How a SoftBank-Backed Construction Startup Burned Through $3 Billion (Wall Street Journal, June 29, 2021)
The firm’s downfall wiped out nearly $3 billion of investor money, making it one of the best-funded U.S. startups ever to go bankrupt. Katerra thought it could save time and money by bringing every step of the construction process in-house—from manufacturing windows to factory-built walls to making its own lightbulbs...But Katerra never managed to do very well at all the aspects of construction it hoped to master, former employees say, leaving some of them exasperated at its recent demise.

Habitat for Humanity struggles with high construction costs (AP, June 25, 2021)
The past year has felt like one punch after the other, they say. First hit: Habitat’s local affiliates had to limit volunteers over virus concerns, forcing them to fork over more money to hire contractors. Second hit: Revenue was dented by temporary closures of ReStores, the reuse stores operated by local Habitat organizations. The third: Construction delays caused by pandemic-induced kinks in the supply chain, which make affiliates wait longer for supplies.
What could have been the knockout blow was the spike in construction costs.

Affordable Housing

Fannie Mae Introduces Sponsor-Initiated Affordability Project (Multifamily Executive, June 29, 2021)
Fannie Mae has added another tool to its toolkit to further its mission to create and preserve affordable housing units across the nation—the newly introduced Sponsor-Initiated Affordability product.
The product through Fannie Mae’s Delegated Underwriting and Servicing (DUS) model provides better pricing and underwriting flexibility to incentivize borrowers to voluntarily place income and rent restrictions on a minimum of 20% of the property’s units affordable for residents earning 80% or less of the area median income.
Existing, stabilized conventional properties are eligible, and product benefits include flexible loan terms, competitive pricing, certainty of execution, and speed in processing and underwriting.

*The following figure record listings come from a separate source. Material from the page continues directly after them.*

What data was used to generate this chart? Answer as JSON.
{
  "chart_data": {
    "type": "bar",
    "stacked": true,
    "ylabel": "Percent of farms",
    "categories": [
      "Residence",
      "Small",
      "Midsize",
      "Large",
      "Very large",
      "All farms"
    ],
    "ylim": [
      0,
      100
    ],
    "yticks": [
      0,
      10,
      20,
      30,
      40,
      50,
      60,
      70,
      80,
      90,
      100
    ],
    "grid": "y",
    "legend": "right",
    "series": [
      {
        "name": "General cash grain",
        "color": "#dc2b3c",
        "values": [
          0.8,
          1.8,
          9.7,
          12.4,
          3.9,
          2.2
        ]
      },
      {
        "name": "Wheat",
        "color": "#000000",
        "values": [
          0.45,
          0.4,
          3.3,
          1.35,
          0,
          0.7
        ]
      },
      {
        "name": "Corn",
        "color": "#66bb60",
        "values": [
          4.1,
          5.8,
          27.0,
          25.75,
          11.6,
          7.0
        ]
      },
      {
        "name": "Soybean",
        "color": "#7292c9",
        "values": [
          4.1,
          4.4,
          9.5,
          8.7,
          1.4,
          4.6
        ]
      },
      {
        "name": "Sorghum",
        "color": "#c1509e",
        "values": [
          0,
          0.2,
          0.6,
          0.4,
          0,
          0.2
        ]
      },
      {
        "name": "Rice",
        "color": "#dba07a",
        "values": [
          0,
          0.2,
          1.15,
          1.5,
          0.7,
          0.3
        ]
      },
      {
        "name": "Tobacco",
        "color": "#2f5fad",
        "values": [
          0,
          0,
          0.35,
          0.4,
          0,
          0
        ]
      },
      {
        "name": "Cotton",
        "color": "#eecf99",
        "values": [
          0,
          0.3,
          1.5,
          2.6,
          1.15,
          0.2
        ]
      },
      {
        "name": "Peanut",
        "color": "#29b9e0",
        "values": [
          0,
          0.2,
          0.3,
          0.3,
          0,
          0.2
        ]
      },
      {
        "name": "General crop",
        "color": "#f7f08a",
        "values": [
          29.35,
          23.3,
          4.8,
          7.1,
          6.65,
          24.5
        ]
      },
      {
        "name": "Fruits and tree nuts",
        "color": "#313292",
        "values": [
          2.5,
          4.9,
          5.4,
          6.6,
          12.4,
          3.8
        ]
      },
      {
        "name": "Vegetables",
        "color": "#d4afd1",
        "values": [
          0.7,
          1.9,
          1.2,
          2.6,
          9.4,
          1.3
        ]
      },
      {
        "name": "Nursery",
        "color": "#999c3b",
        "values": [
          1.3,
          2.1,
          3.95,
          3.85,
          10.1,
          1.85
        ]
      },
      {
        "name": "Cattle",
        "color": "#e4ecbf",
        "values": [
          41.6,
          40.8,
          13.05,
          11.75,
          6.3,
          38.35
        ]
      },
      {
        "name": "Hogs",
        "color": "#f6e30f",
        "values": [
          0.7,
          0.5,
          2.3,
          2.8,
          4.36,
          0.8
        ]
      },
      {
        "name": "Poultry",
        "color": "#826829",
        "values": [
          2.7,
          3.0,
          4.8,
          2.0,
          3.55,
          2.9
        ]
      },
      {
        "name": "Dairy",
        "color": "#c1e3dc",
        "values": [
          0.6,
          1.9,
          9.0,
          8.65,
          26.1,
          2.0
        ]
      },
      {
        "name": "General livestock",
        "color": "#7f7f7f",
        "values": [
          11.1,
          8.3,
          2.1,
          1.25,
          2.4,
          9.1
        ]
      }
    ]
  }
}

Loan terms are five to 30 years, with up to 30-year amortization, fixed- and variable-rate options, 80% maximum loan to value, and 1.25x minimum debt-service coverage ratio with the potential flexibility to go to 1.20x. The rent and income restrictions will be documented through the loan documents, and the affordability compliance requirements must be managed by a third-party administering agent and include annual verification of the rent and income restrictions.


US Added 850,000 Jobs in June Labor Rebound (Wall Street Journal, July 2, 2021)
The increase in jobs was the strongest since last August and exceeded economists’ forecasts. It followed a gain of a slightly revised 583,000 jobs in May and 269,000 in April. Despite the latest gains, the country still has 6.8 million fewer jobs than in February 2020, the month before the pandemic shut down much of the economy.

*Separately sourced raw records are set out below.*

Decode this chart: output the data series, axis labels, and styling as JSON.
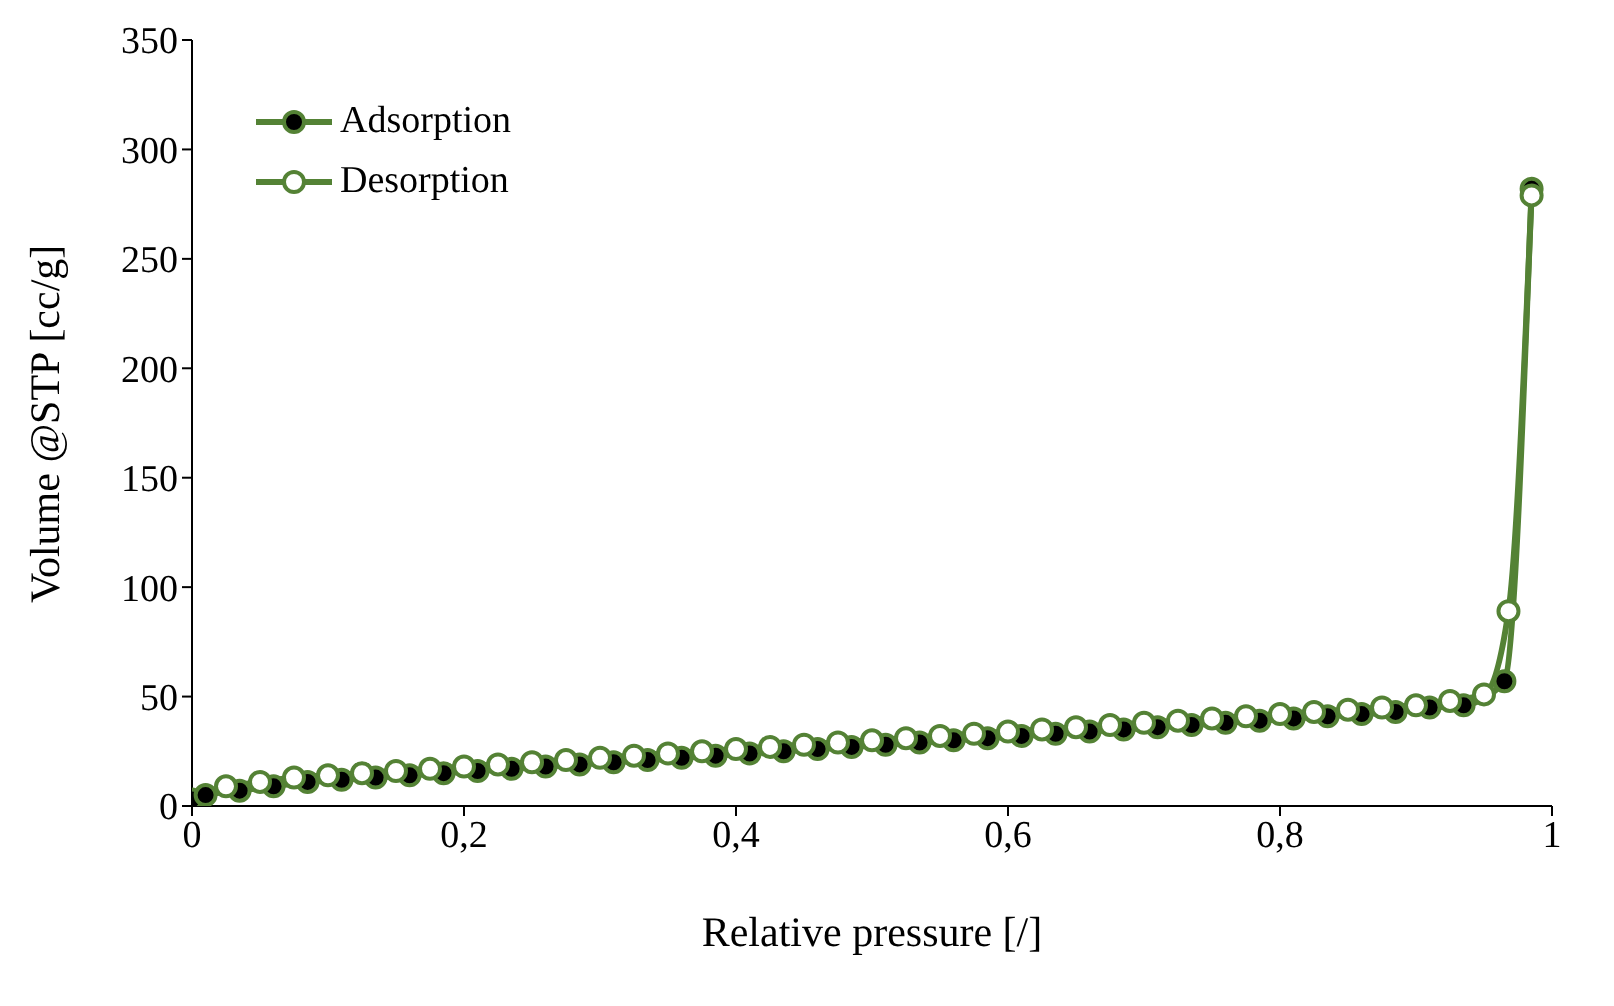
{
  "chart_data": {
    "type": "line",
    "xlabel": "Relative pressure [/]",
    "ylabel": "Volume @STP [cc/g]",
    "xlim": [
      0,
      1
    ],
    "ylim": [
      0,
      350
    ],
    "xticks": [
      0,
      {
        "value": 0.2,
        "label": "0,2"
      },
      {
        "value": 0.4,
        "label": "0,4"
      },
      {
        "value": 0.6,
        "label": "0,6"
      },
      {
        "value": 0.8,
        "label": "0,8"
      },
      1
    ],
    "yticks": [
      0,
      50,
      100,
      150,
      200,
      250,
      300,
      350
    ],
    "grid": false,
    "legend": "top left",
    "marker": "circle",
    "line_style": "solid",
    "series": [
      {
        "name": "Adsorption",
        "color": "#548235",
        "x": [
          0,
          0.01,
          0.035,
          0.06,
          0.085,
          0.11,
          0.135,
          0.16,
          0.185,
          0.21,
          0.235,
          0.26,
          0.285,
          0.31,
          0.335,
          0.36,
          0.385,
          0.41,
          0.435,
          0.46,
          0.485,
          0.51,
          0.535,
          0.56,
          0.585,
          0.61,
          0.635,
          0.66,
          0.685,
          0.71,
          0.735,
          0.76,
          0.785,
          0.81,
          0.835,
          0.86,
          0.885,
          0.91,
          0.935,
          0.965,
          0.985
        ],
        "values": [
          3,
          5,
          7,
          9,
          11,
          12,
          13,
          14,
          15,
          16,
          17,
          18,
          19,
          20,
          21,
          22,
          23,
          24,
          25,
          26,
          27,
          28,
          29,
          30,
          31,
          32,
          33,
          34,
          35,
          36,
          37,
          38,
          39,
          40,
          41,
          42,
          43,
          45,
          46,
          57,
          282
        ]
      },
      {
        "name": "Desorption",
        "color": "#548235",
        "x": [
          0.025,
          0.05,
          0.075,
          0.1,
          0.125,
          0.15,
          0.175,
          0.2,
          0.225,
          0.25,
          0.275,
          0.3,
          0.325,
          0.35,
          0.375,
          0.4,
          0.425,
          0.45,
          0.475,
          0.5,
          0.525,
          0.55,
          0.575,
          0.6,
          0.625,
          0.65,
          0.675,
          0.7,
          0.725,
          0.75,
          0.775,
          0.8,
          0.825,
          0.85,
          0.875,
          0.9,
          0.925,
          0.95,
          0.968,
          0.985
        ],
        "values": [
          9,
          11,
          13,
          14,
          15,
          16,
          17,
          18,
          19,
          20,
          21,
          22,
          23,
          24,
          25,
          26,
          27,
          28,
          29,
          30,
          31,
          32,
          33,
          34,
          35,
          36,
          37,
          38,
          39,
          40,
          41,
          42,
          43,
          44,
          45,
          46,
          48,
          51,
          89,
          279
        ]
      }
    ]
  }
}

Jobs Are Hard to Fill, and Ideology Makes it Hard to Understand Why (Wall Street Journal, July 2, 2021)
The problem isn’t a dearth of jobs. As of the end of April there were 9.3 million job openings by the Labor Department’s count, and businesses all over are complaining about how hard it is to get workers. Some of the more popular explanations are that enhanced and extended jobless benefits have reduced recipients’ incentives to look for work and that ongoing difficulties obtaining child care have dissuaded many women in particular from returning to work.
Arguments blaming one or the other fall along predictable ideological lines, but there is evidence that both are weighing on the job market. More than one thing can be true about the job market at once, and, considering the unusual set of circumstances the pandemic brought about, other factors could be contributing to hiring difficulties too.